The benefit of waiting
Full retirement age is defined by Social Security as the age retirees are eligible to receive 100 percent of their benefit (though not the maximum).

It varies based on the year you are born. For example, if a retiree was born in 1940, their full retirement age is 66. Each year a retiree postpones taking their benefit, after reaching full retirement age, the amount is increased by up to 8 percent, until age 70. This is above any cost-of-living adjustments. Also, delaying Social Security income will not affect eligibility for Medicare. When a person turns age 65, you become eligible for Medicare, even if Social Security benefits have not been received.

Couples and waiting
Proper planning may make it possible for couples to step up Social Security benefits. Assuming a wife begins receiving her Social Security benefits at age 66, she would be eligible to receive the greatest of:

* A benefit amount based on her own earnings (worker benefit).
* A benefit amount equal to 50 percent of her spouse's Social Security benefit.
* A survivor benefit equal to 100 percent of her spouse's actual benefit (if husband is deceased).

Taking benefits early will permanently reduce the percentage of the spouse's Social Security benefit that the wife can receive. Social Security also provides survivor's insurance for workers and their families. It is one of the most valuable benefits you have under Social Security if you have a young family.

If you can't wait
Delaying Social Security doesn't have to mean a delay in receiving income.

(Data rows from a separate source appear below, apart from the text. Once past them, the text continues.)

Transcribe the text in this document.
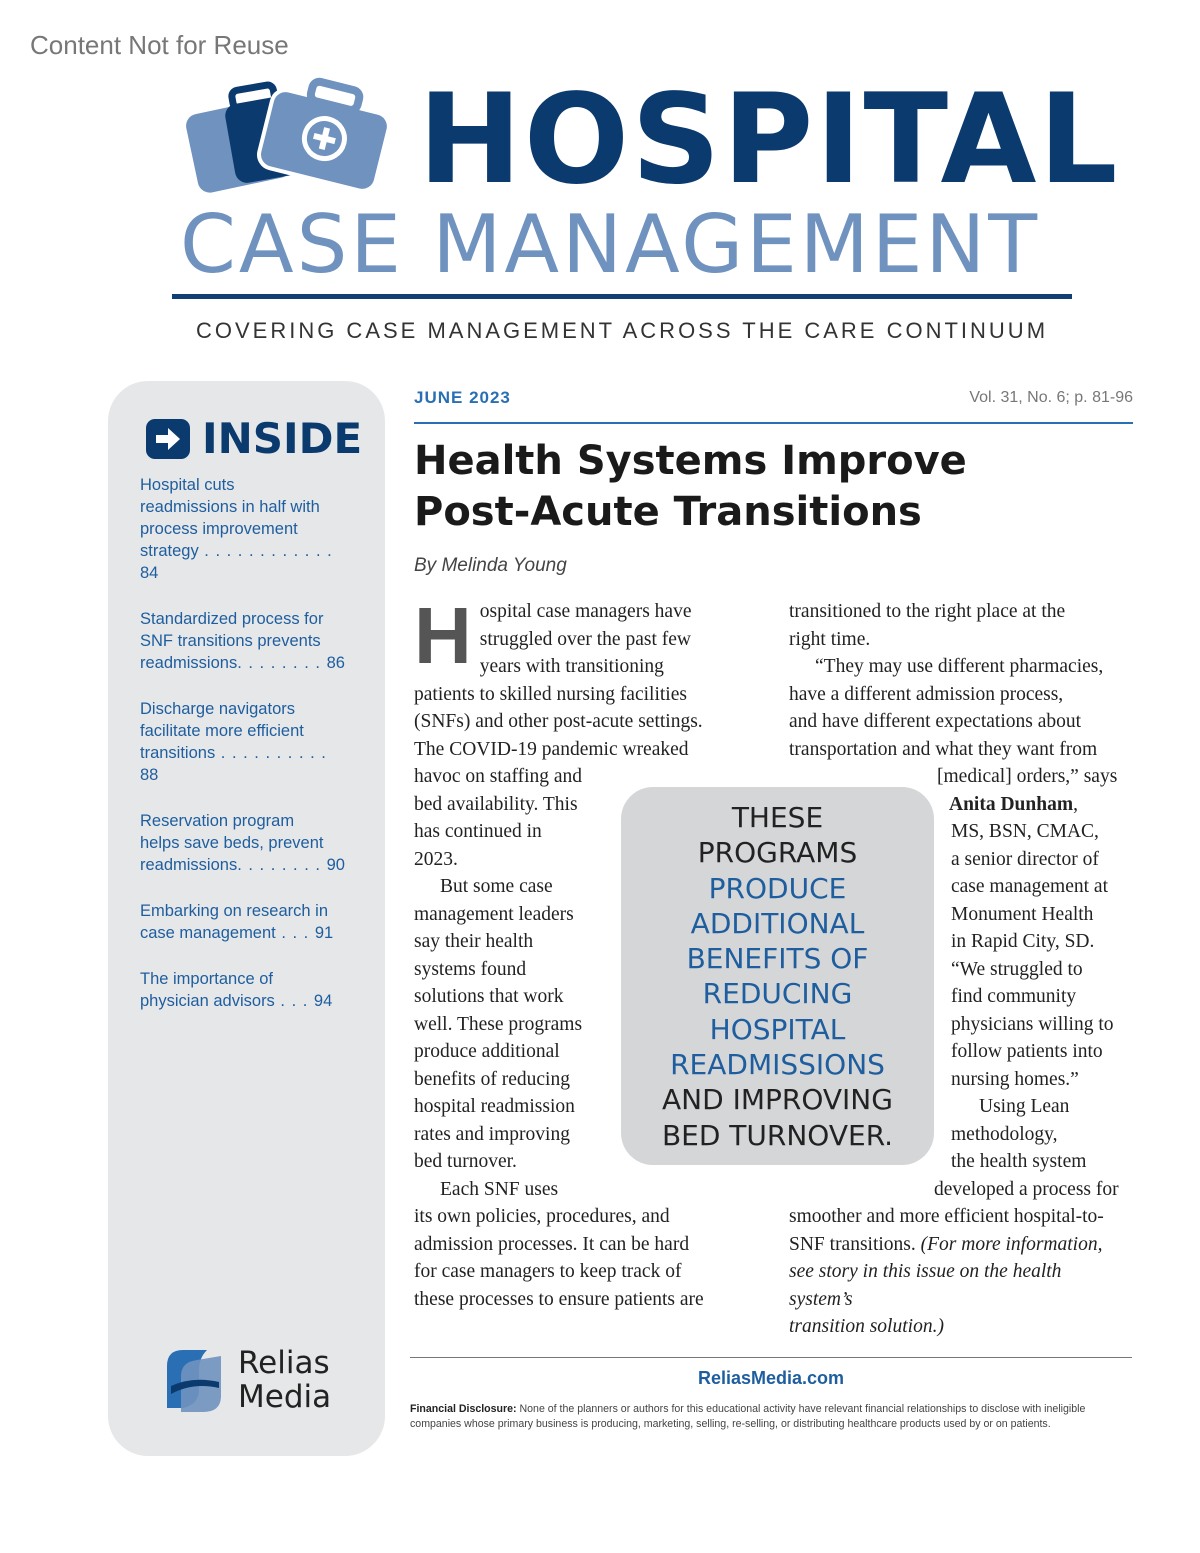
Content Not for Reuse
HOSPITAL
CASE MANAGEMENT
COVERING CASE MANAGEMENT ACROSS THE CARE CONTINUUM
INSIDE
Hospital cuts
readmissions in half with
process improvement
strategy . . . . . . . . . . . . 84
Standardized process for
SNF transitions prevents
readmissions. . . . . . . . 86
Discharge navigators
facilitate more efficient
transitions . . . . . . . . . . 88
Reservation program
helps save beds, prevent
readmissions. . . . . . . . 90
Embarking on research in
case management . . . 91
The importance of
physician advisors . . . 94
Relias
Media
JUNE 2023	Vol. 31, No. 6; p. 81-96
Health Systems Improve
Post-Acute Transitions
By Melinda Young
H ospital case managers have
struggled over the past few
years with transitioning
patients to skilled nursing facilities
(SNFs) and other post-acute settings.
The COVID-19 pandemic wreaked
havoc on staffing and
bed availability. This
has continued in
2023.
But some case
management leaders
say their health
systems found
solutions that work
well. These programs
produce additional
benefits of reducing
hospital readmission
rates and improving
bed turnover.
Each SNF uses
its own policies, procedures, and
admission processes. It can be hard
for case managers to keep track of
these processes to ensure patients are
transitioned to the right place at the
right time.
“They may use different pharmacies,
have a different admission process,
and have different expectations about
transportation and what they want from
[medical] orders,” says
Anita Dunham,
MS, BSN, CMAC,
a senior director of
case management at
Monument Health
in Rapid City, SD.
“We struggled to
find community
physicians willing to
follow patients into
nursing homes.”
Using Lean
methodology,
the health system
developed a process for
smoother and more efficient hospital-to-
SNF transitions. (For more information,
see story in this issue on the health system’s
transition solution.)
THESE
PROGRAMS
PRODUCE
ADDITIONAL
BENEFITS OF
REDUCING
HOSPITAL
READMISSIONS
AND IMPROVING
BED TURNOVER.
ReliasMedia.com
Financial Disclosure: None of the planners or authors for this educational activity have relevant financial relationships to disclose with ineligible companies whose primary business is producing, marketing, selling, re-selling, or distributing healthcare products used by or on patients.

If you are considering a strategy to delay benefits, review your investment portfolio with your financial advisor so you can understand the liquidity, taxation and risk levels of each of your investments.

It's important to look at a variety of sources when building a retirement income strategy. By using multiple investments, you can better manage income generation, investment risk and tax consequences for your overall portfolio.

With careful planning, you can create an income stream that is comfortable in meeting your goals. You may want to consider a variable annuity that has very good income strategies, guarantee options for one or two lifetimes, avoid probate and various beneficiary options.

Jim Lentini, CLU, ChFC, IAR, is president of Lentini Insurance & Investments Inc. His column represents his own views, and not necessarily those of The Signal.